Directionality of ChIP-seq reads identifies location of binding site.

How many reads are enough?

  • For most proteins, 50 million reads almost completely saturates so that you can call all the peaks that exist.  Some (esp. histones) can require 100 million reads.
  • Depends on which DNA-binding protein – could get 50-90% of existent peaks with 20M reads.  Often 20M-30M reads are used.
  • It’s not just a matter of how many peaks you can call- you will also get better resolution as to exactly where the binding site is, if you have more depth.

Examples of what we can learn from ChIP-seq

  • If two proteins are always seen binding to the same places, that suggests they are part of a complex.
  • Ex. ChIP-seq identified NRSF (aka REST1) occupancy in NeuroD exon
  • Glucocorticoid receptor – GR binds hormone cortisol in cytoplasm, translocates to nucleus, activates and represses transcription of many genes
  • PER1 – primary transcription factor regulating circadian rhythms
  • About 11% of genes are in bidirectional pairs – gene A and gene B start about 100 – 1000b away from each other and go in opposite directions 5′ to 3′.  This structure is conserved across mammals which suggests it’s important.  In the 100-1000b in between the genes exists a bidirectional promoter.  These tend to be GC rich and lack a TATA box.  There are several over-represented motifs in bidirectional promoters.  Turns out GABP binds to almost all bidirectional promoters.
  • Evolutionary perspective: of our genome, 1% is conserved exons and 3% is conserved non-exons – mostly promoters and such.
  • Allele-specific occupancy (occupancy = protein-DNA binding).  Sometimes ChIP-seq gives you 90% maternal occupancy / 10% paternal occupancy.  You can see that almost all binding is occurring on the maternal allele.
  • Would like to apply ChIP-seq to disease as well.
Q&A

Q. For disease comparisons, could you use quantitative readout (e.g. amount of binding, area-under-curve) instead of binary peak calling?

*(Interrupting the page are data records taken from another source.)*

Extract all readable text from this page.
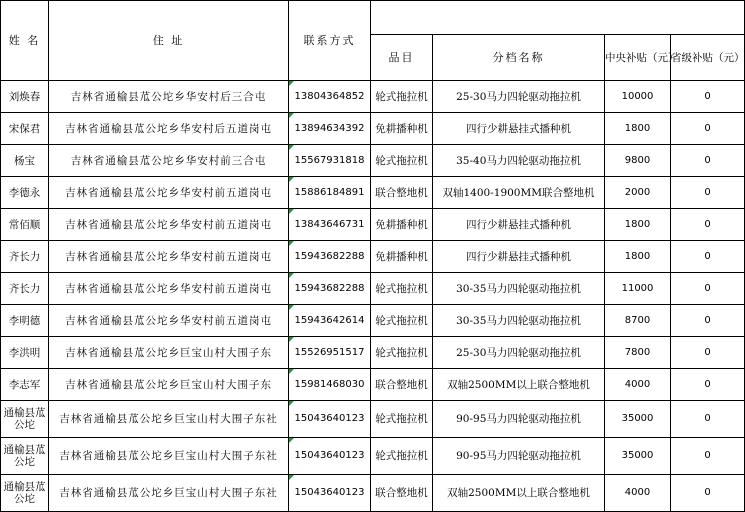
姓 名	住 址	联系方式				
			品目	分档名称	中央补贴（元）	省级补贴（元）
刘焕春	吉林省通榆县苽公坨乡华安村后三合屯	13804364852	轮式拖拉机	25-30马力四轮驱动拖拉机	10000	0
宋保君	吉林省通榆县苽公坨乡华安村后五道岗屯	13894634392	免耕播种机	四行少耕悬挂式播种机	1800	0
杨宝	吉林省通榆县苽公坨乡华安村前三合屯	15567931818	轮式拖拉机	35-40马力四轮驱动拖拉机	9800	0
李德永	吉林省通榆县苽公坨乡华安村前五道岗屯	15886184891	联合整地机	双轴1400-1900MM联合整地机	2000	0
常佰顺	吉林省通榆县苽公坨乡华安村前五道岗屯	13843646731	免耕播种机	四行少耕悬挂式播种机	1800	0
齐长力	吉林省通榆县苽公坨乡华安村前五道岗屯	15943682288	免耕播种机	四行少耕悬挂式播种机	1800	0
齐长力	吉林省通榆县苽公坨乡华安村前五道岗屯	15943682288	轮式拖拉机	30-35马力四轮驱动拖拉机	11000	0
李明德	吉林省通榆县苽公坨乡华安村前五道岗屯	15943642614	轮式拖拉机	30-35马力四轮驱动拖拉机	8700	0
李洪明	吉林省通榆县苽公坨乡巨宝山村大围子东	15526951517	轮式拖拉机	25-30马力四轮驱动拖拉机	7800	0
李志军	吉林省通榆县苽公坨乡巨宝山村大围子东	15981468030	联合整地机	双轴2500MM以上联合整地机	4000	0
通榆县苽公坨	吉林省通榆县苽公坨乡巨宝山村大围子东社	15043640123	轮式拖拉机	90-95马力四轮驱动拖拉机	35000	0
通榆县苽公坨	吉林省通榆县苽公坨乡巨宝山村大围子东社	15043640123	轮式拖拉机	90-95马力四轮驱动拖拉机	35000	0
通榆县苽公坨	吉林省通榆县苽公坨乡巨宝山村大围子东社	15043640123	联合整地机	双轴2500MM以上联合整地机	4000	0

Yes, we sort of can and people want to.  It is difficult though because for example: GABP 4500 sites.  Some have 1000 reads, some have 20 reads.  Is that strong vs. weak binding?  Probably not – weak binding is probably coming off and not getting sequenced at all.  More likely it is bound in some cells and not others – because even in cloncal cell lines you have cell cycle, etc. differences.  Another possibility: other factors bound there make the epitope more available or not.  We’re really not sure what the relative contribution of these different things is.  DNase footprinting can tell you fraction of copies of that site that are occupied or not, but we don’t usually do that for this.  You can get some hints from quantitative comparison.  People in field including myself will often refer to a strong vs. weak binder even though the truth is we can’t tease out that signal from what we see.  So yes, you can do a quantitative comparison but it’s difficult to interpret.

Q. Cell type specificity

We see a lot of specificity but be careful – nothing is completely specific.   Also a lot of binding doesn’t appear to do anything.  e.g. when hormone is available, GR will bind to 4900 promoters but only 250 of those genes will have increased expression.  So why the other binding – is it wasted?  Some people think that over evolution, promoter sites are born and die often because they are relatively easy to evolve.  Or maybe the other sites are a “sink” to hold onto the transcription factors.